This story has to be told just the way it is.
The scene opens with me getting fired from my job in San Francisco after a heart-wrenching year apart from my wife and kids. I return home to a depressing, dead-beat town where the wind blows life sideways, often punctuated by cold pellets of rain.
I am unemployed and in really bad shape, and so are the people I love. My wife and I take the time to fight about every little niggling detail—from the compost pile in the yard to the correct time of day to start drinking. It’s fucking ridiculous, and sad.
I don’t know what’s going on. It gets so bad at times I can’t even move my body. I can’t even remember how it feels to be baseline normal, to wake up and feel like there’s some sort of purpose to living.
Friends and colleagues call and I don’t respond. The world jumps out at us and I don’t even shrug.
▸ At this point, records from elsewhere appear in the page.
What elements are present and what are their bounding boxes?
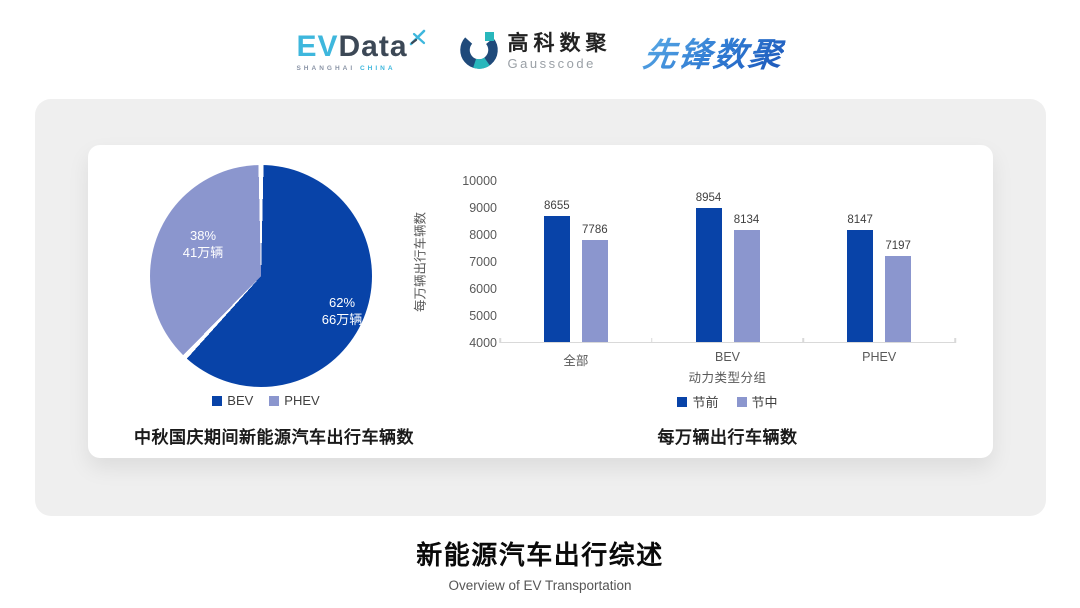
bar-value-label: 7197 bbox=[885, 239, 911, 252]
x-axis-categories: 全部 BEV PHEV bbox=[500, 350, 955, 369]
legend-item[interactable]: PHEV bbox=[269, 393, 320, 408]
gausscode-cn-text: 高科数聚 bbox=[507, 32, 612, 56]
y-axis-ticks: 10000 9000 8000 7000 6000 5000 4000 bbox=[440, 174, 497, 350]
gausscode-g-icon bbox=[458, 29, 500, 76]
legend-label: BEV bbox=[227, 393, 254, 408]
legend-label: 节中 bbox=[751, 395, 778, 410]
content-panel: 62% 66万辆 38% 41万辆 BEV PHEV 中秋国庆期间新能源汽车出行车辆数… bbox=[35, 99, 1046, 516]
bar-value-label: 8655 bbox=[544, 200, 570, 213]
pie-chart[interactable] bbox=[150, 165, 372, 387]
bar[interactable] bbox=[847, 230, 874, 342]
legend-label: PHEV bbox=[284, 393, 320, 408]
y-tick-label: 10000 bbox=[462, 174, 497, 188]
y-tick-label: 7000 bbox=[469, 255, 497, 269]
bar-column: 7197 bbox=[885, 239, 912, 342]
page-subtitle: Overview of EV Transportation bbox=[448, 578, 632, 593]
x-axis-tick bbox=[499, 338, 501, 343]
x-category-label: 全部 bbox=[563, 354, 589, 368]
bar-value-label: 8134 bbox=[733, 214, 760, 227]
legend-label: 节前 bbox=[692, 395, 719, 410]
legend-item[interactable]: BEV bbox=[212, 393, 253, 408]
header-logo-row: EVData SHANGHAI CHINA bbox=[0, 22, 1080, 82]
legend-swatch bbox=[269, 395, 280, 406]
bar-group: 8954 8134 bbox=[652, 181, 804, 342]
legend-swatch bbox=[736, 396, 747, 407]
page-title: 新能源汽车出行综述 bbox=[416, 540, 664, 570]
x-category-label: PHEV bbox=[862, 350, 897, 364]
y-tick-label: 5000 bbox=[469, 309, 497, 323]
pie-slice-label: 38% 41万辆 bbox=[182, 228, 224, 260]
legend-item[interactable]: 节前 bbox=[677, 392, 719, 411]
evdata-logo: EVData SHANGHAI CHINA bbox=[296, 29, 425, 72]
gausscode-en-text: Gausscode bbox=[507, 56, 596, 72]
bar-column: 7786 bbox=[581, 223, 608, 342]
bar-value-label: 8954 bbox=[695, 192, 722, 205]
bar[interactable] bbox=[733, 230, 760, 342]
bar-column: 8954 bbox=[695, 192, 722, 342]
bar[interactable] bbox=[695, 208, 722, 342]
evdata-ev-text: EV bbox=[296, 30, 339, 63]
evdata-wordmark: EVData bbox=[296, 29, 425, 63]
legend-swatch bbox=[212, 395, 223, 406]
x-axis-tick bbox=[650, 338, 653, 343]
y-tick-label: 8000 bbox=[469, 228, 497, 242]
bar-chart-title: 每万辆出行车辆数 bbox=[657, 428, 798, 447]
x-category-label: BEV bbox=[715, 350, 741, 364]
bar[interactable] bbox=[543, 216, 570, 342]
evdata-shanghai-text: SHANGHAI bbox=[296, 65, 356, 72]
evdata-china-text: CHINA bbox=[359, 65, 396, 72]
footer: 新能源汽车出行综述 Overview of EV Transportation bbox=[0, 535, 1080, 593]
bar-column: 8655 bbox=[543, 200, 570, 342]
evdata-subtitle: SHANGHAI CHINA bbox=[296, 65, 407, 72]
bar-column: 8147 bbox=[847, 214, 874, 342]
legend-swatch bbox=[677, 396, 688, 407]
y-tick-label: 9000 bbox=[469, 201, 497, 215]
evdata-x-icon bbox=[408, 24, 428, 54]
bar-value-label: 7786 bbox=[582, 223, 608, 236]
chart-card: 62% 66万辆 38% 41万辆 BEV PHEV 中秋国庆期间新能源汽车出行车辆数… bbox=[88, 145, 993, 458]
y-tick-label: 4000 bbox=[469, 336, 497, 350]
legend-item[interactable]: 节中 bbox=[736, 392, 778, 411]
y-tick-label: 6000 bbox=[469, 282, 497, 296]
pie-slice-label: 62% 66万辆 bbox=[321, 295, 363, 327]
bar[interactable] bbox=[885, 255, 912, 342]
gausscode-logo: 高科数聚 Gausscode bbox=[458, 29, 612, 76]
pie-legend: BEV PHEV bbox=[88, 393, 444, 408]
evdata-data-text: Data bbox=[338, 30, 408, 63]
xianfeng-logo: 先锋数聚 bbox=[640, 28, 787, 76]
bar[interactable] bbox=[581, 239, 608, 342]
bar-column: 8134 bbox=[733, 214, 760, 342]
bar-group: 8147 7197 bbox=[803, 181, 955, 342]
bar-group: 8655 7786 bbox=[500, 181, 652, 342]
bar-legend: 节前 节中 bbox=[500, 392, 955, 411]
bar-plot: 8655 7786 8954 8134 8147 7197 bbox=[499, 181, 956, 343]
bar-x-axis-title: 动力类型分组 bbox=[688, 371, 767, 385]
gausscode-text: 高科数聚 Gausscode bbox=[508, 33, 612, 71]
x-axis-tick bbox=[802, 338, 805, 343]
bar-y-axis-title: 每万辆出行车辆数 bbox=[413, 211, 428, 313]
pie-chart-title: 中秋国庆期间新能源汽车出行车辆数 bbox=[134, 428, 414, 447]
bar-value-label: 8147 bbox=[847, 214, 873, 227]
x-axis-tick bbox=[954, 338, 956, 343]
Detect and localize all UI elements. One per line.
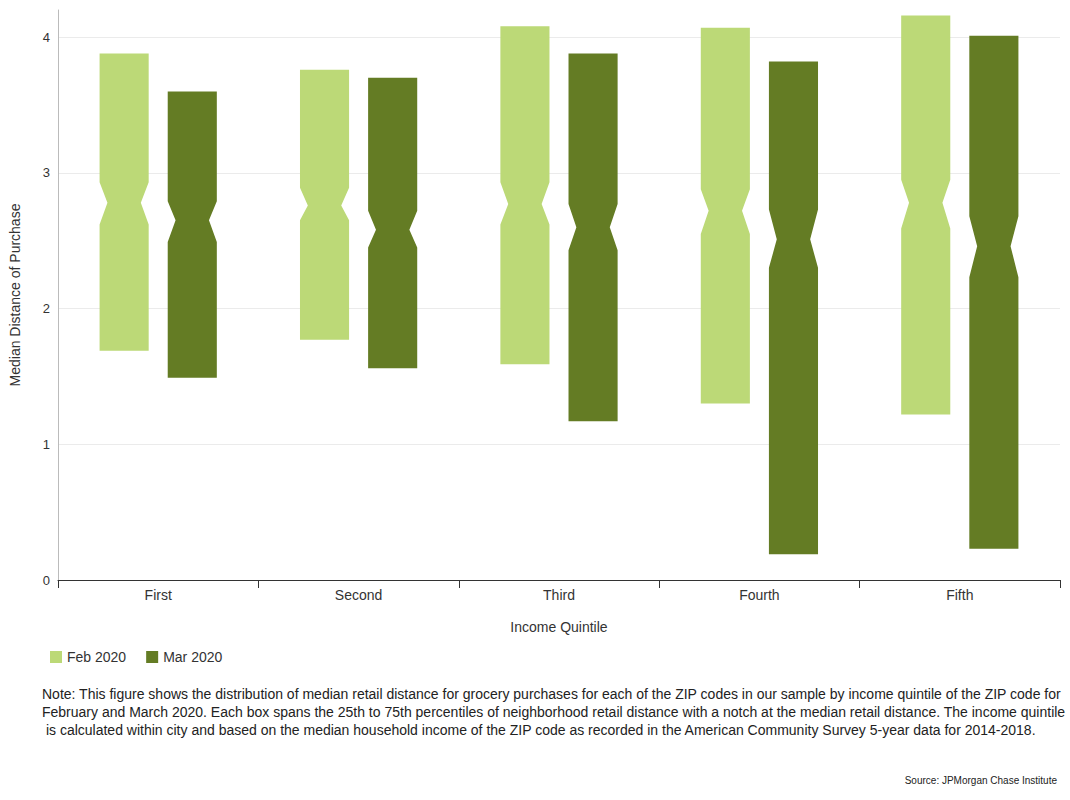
svg-text:4: 4 xyxy=(43,30,50,45)
svg-text:3: 3 xyxy=(43,165,50,180)
svg-text:Fifth: Fifth xyxy=(946,587,973,603)
svg-text:Median Distance of Purchase: Median Distance of Purchase xyxy=(7,203,23,386)
svg-text:Mar 2020: Mar 2020 xyxy=(163,649,222,665)
svg-text:Note: This figure shows the di: Note: This figure shows the distribution… xyxy=(42,686,1065,702)
svg-text:Second: Second xyxy=(335,587,382,603)
svg-text:Third: Third xyxy=(543,587,575,603)
svg-text:February and March 2020. Each: February and March 2020. Each box spans … xyxy=(42,704,1065,720)
svg-text:2: 2 xyxy=(43,301,50,316)
svg-text:0: 0 xyxy=(43,573,50,588)
svg-text:Income Quintile: Income Quintile xyxy=(510,619,607,635)
svg-text:Source: JPMorgan Chase Institu: Source: JPMorgan Chase Institute xyxy=(905,775,1058,786)
svg-text:Fourth: Fourth xyxy=(739,587,779,603)
svg-text:First: First xyxy=(145,587,172,603)
svg-text:is calculated within city and: is calculated within city and based on t… xyxy=(42,722,1036,738)
svg-text:1: 1 xyxy=(43,437,50,452)
svg-text:Feb 2020: Feb 2020 xyxy=(67,649,126,665)
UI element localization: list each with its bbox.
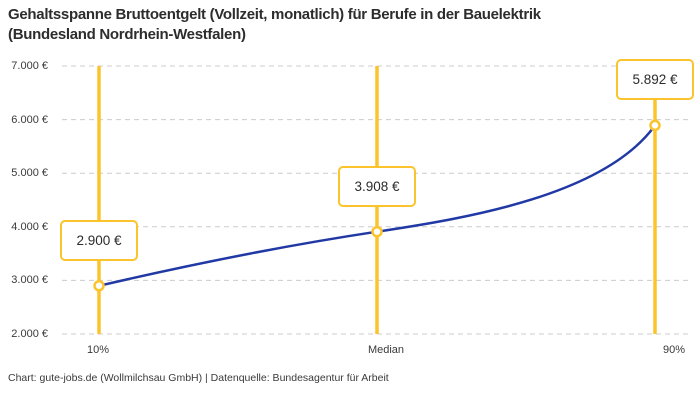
chart-title-line1: Gehaltsspanne Bruttoentgelt (Vollzeit, m… [8,6,541,23]
source-attribution: Chart: gute-jobs.de (Wollmilchsau GmbH) … [8,372,389,384]
data-point-marker [371,225,383,238]
y-tick-label: 6.000 € [11,113,48,126]
value-callout-box: 2.900 € [60,219,138,261]
y-tick-label: 3.000 € [11,274,48,287]
value-callout-box: 5.892 € [616,59,694,101]
x-tick-label: 10% [86,344,110,356]
y-tick-label: 5.000 € [11,167,48,180]
chart-title: Gehaltsspanne Bruttoentgelt (Vollzeit, m… [8,5,684,45]
x-tick-label: Median [367,344,405,356]
data-point-marker [93,280,105,292]
y-tick-label: 2.000 € [11,328,48,340]
value-callout-box: 3.908 € [338,165,416,207]
data-point-marker [649,119,661,132]
x-tick-label: 90% [662,344,686,356]
chart-title-line2: (Bundesland Nordrhein-Westfalen) [8,26,246,43]
y-tick-label: 7.000 € [11,60,48,72]
y-tick-label: 4.000 € [11,220,48,233]
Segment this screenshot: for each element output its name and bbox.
This is not the way it’s supposed to be, but it is the way things really are.
The sickening thing about writing like this is that I want to express these feelings on my public blog, but I can’t. I have to put on a charade to appease the corporate world, the marketing world. Nobody wants to hear these problems when they’re trying to sanitize their life.
Yet if I don’t write, I will die and I’ll bring the whole ship down. Watership down. Yet it feels good to do a little stream of consciousness like this—gets the gnats out and the words flowing. It’s so pure and un-marketing like. It’s the kind of writing I buried alive years ago, when I decided that I had to join cabal of copy and marketing and sales and corporations—the art-killers, the money holders of the world. The so-called movers and shakers.